A lightened-up mac and cheese that you can eat guilt-free, and it’s the perfect way to sneak in some veggies for your picky-eaters!
2 tablespoons olive oil, divided
1/3 cup Panko*
2 tablespoons chopped fresh parsley leaves
1 cup elbows pasta
2 cups cauliflower florets
3 cloves garlic, minced
1 onion, diced
1/2 cup reduced-fat sour cream
1/4 cup 2% milk, or more, to taste
1 cup shredded gruyere cheese
1/2 cup shredded sharp cheddar cheese
1/4 cup grated Parmesan
Kosher salt and freshly ground black pepper, to taste
Preheat oven to 375 degrees F. Lightly oil a 9-inch baking dish or coat with nonstick spray.
Heat 1 tablespoon olive in a large skillet over medium high heat. Add Panko and cook, stirring, until browned and toasted, about 3 minutes. Stir in parsley; set aside.

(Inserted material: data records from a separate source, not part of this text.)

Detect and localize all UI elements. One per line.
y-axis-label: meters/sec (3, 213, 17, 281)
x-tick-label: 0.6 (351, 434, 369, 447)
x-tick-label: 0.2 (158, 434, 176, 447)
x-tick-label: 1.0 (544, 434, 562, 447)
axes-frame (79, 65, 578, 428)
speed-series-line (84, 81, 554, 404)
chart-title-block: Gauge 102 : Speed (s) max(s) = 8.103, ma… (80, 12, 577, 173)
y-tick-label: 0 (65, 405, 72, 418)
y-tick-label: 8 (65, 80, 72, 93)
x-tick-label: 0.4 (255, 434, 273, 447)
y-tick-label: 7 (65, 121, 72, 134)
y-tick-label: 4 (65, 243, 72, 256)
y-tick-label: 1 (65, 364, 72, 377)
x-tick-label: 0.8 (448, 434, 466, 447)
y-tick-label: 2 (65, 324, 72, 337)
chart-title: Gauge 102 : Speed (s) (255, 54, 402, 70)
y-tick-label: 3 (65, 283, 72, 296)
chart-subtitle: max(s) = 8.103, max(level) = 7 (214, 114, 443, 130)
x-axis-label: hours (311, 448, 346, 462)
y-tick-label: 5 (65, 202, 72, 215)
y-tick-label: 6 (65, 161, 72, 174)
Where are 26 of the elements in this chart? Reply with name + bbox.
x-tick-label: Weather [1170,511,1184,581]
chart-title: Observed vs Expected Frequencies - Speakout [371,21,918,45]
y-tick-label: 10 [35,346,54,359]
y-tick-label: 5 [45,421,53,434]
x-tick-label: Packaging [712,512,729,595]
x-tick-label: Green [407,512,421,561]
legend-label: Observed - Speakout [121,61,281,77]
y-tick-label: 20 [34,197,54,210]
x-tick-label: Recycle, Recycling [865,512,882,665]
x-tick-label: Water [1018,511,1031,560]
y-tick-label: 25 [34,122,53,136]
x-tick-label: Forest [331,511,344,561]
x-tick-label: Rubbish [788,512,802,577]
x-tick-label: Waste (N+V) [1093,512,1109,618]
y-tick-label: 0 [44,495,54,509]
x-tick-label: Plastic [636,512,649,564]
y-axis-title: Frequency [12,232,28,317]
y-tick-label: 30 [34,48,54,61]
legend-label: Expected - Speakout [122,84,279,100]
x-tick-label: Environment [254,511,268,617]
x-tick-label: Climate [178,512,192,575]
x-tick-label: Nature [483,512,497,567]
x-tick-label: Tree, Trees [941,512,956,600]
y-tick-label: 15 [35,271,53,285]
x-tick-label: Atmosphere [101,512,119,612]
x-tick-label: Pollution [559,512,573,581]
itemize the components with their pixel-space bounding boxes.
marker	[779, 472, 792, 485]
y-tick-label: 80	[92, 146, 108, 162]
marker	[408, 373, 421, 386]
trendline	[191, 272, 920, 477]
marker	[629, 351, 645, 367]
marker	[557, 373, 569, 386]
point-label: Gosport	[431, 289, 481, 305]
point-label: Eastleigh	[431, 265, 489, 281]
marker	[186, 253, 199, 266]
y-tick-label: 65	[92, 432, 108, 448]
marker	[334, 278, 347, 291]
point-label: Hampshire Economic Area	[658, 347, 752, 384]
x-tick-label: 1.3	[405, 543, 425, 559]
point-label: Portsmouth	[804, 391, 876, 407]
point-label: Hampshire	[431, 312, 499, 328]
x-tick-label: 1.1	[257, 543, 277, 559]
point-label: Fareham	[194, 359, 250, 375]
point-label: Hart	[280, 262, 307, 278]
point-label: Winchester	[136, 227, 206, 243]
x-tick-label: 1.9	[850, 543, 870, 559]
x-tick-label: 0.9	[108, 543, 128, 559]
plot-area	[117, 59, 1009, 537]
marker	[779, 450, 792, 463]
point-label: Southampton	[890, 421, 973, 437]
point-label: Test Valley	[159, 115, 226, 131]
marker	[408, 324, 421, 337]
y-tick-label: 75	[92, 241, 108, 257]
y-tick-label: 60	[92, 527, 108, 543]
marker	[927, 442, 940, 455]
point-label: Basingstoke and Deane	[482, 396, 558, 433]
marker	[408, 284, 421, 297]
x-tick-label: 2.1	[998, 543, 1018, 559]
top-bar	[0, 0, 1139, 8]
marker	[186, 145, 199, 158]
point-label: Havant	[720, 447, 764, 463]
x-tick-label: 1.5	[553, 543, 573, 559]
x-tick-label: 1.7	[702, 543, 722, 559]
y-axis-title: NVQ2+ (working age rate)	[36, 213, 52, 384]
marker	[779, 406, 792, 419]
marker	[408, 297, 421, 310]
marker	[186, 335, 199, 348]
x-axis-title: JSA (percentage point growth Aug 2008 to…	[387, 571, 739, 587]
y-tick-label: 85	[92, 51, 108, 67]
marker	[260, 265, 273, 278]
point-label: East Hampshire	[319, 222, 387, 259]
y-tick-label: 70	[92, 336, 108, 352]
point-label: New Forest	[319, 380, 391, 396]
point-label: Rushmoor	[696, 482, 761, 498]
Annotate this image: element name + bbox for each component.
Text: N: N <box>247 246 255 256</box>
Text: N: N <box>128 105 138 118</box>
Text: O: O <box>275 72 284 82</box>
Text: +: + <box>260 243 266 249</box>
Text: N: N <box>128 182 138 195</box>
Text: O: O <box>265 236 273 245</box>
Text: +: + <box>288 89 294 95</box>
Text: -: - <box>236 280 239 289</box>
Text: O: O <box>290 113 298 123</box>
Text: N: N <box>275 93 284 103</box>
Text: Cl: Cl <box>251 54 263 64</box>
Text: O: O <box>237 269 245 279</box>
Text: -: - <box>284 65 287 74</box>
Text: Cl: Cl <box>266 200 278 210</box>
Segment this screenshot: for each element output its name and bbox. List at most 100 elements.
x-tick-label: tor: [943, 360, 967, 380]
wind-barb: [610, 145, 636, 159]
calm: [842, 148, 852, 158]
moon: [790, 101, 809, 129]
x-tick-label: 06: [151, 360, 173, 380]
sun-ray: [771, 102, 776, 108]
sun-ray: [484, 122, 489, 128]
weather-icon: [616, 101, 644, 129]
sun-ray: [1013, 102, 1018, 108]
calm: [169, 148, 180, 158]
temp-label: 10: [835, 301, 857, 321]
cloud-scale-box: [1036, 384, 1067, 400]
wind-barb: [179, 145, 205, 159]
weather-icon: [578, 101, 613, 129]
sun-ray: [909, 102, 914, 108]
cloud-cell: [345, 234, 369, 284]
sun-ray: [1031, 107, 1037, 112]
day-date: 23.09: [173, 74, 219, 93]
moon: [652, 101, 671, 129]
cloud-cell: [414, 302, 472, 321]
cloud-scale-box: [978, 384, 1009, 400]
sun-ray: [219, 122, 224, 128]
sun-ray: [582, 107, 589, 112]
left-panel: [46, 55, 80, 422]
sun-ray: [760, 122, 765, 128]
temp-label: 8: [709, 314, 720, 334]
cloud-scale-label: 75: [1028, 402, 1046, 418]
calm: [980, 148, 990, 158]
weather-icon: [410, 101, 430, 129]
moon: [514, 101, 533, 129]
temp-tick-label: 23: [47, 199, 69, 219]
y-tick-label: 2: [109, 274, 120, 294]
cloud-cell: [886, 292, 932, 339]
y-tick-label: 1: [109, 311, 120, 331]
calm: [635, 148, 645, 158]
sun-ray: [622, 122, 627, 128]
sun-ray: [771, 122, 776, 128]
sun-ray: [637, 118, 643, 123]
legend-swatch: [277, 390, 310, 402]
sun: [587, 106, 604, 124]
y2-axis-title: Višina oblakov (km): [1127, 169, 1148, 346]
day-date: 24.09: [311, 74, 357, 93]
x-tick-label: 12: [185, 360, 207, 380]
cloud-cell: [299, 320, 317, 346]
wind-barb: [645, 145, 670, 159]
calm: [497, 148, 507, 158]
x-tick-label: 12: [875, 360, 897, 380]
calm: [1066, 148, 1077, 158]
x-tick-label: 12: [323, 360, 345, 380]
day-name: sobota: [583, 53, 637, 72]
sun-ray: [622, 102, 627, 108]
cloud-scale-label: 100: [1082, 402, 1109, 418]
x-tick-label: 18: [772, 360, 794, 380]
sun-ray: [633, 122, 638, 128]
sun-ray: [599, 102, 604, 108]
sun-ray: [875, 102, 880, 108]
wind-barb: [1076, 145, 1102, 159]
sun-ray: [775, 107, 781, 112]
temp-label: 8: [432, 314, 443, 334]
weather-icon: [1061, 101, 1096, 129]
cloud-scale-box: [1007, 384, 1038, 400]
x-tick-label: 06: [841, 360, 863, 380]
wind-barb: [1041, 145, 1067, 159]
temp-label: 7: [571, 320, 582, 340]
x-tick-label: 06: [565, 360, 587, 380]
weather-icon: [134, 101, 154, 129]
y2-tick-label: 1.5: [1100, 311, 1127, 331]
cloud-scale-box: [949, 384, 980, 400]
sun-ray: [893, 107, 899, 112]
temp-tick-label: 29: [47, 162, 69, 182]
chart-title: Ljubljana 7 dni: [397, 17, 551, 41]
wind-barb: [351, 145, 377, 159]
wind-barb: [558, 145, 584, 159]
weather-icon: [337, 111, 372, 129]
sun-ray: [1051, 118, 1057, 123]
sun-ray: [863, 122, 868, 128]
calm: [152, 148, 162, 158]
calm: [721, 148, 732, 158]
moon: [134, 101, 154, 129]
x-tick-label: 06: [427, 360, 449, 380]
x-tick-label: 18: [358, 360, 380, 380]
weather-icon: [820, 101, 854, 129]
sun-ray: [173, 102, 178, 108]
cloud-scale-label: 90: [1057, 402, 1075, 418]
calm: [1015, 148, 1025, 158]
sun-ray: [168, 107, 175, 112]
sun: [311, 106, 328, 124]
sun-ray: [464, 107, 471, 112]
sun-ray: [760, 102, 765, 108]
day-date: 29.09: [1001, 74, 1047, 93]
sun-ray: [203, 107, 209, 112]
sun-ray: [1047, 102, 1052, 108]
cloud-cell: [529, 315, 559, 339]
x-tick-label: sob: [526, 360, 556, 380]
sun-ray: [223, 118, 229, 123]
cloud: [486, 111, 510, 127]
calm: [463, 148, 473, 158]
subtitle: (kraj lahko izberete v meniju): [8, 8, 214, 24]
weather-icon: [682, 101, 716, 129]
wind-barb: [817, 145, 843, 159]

In a large pot of boiling salted water, cook pasta according to package instructions. Within the last 3 minutes of cooking time, add cauliflower; drain well.
Heat remaining 1 tablespoon olive oil in the pot. Add garlic and onion, and cook, stirring often, until onions have become translucent, about 3-4 minutes. Stir in pasta, cauliflower, sour cream, milk and cheeses, a handful at a time, until smooth; season with salt and pepper to taste. Add more milk as needed until desired consistency is reached.
Spread pasta mixture into the prepared baking dish. Place into oven and bake until bubbly, about 12-15 minutes.
Serve immediately, sprinkled with Panko, if desired.
NOTES *Panko is a Japanese-style breadcrumb and can be found in the Asian section of your local grocery store.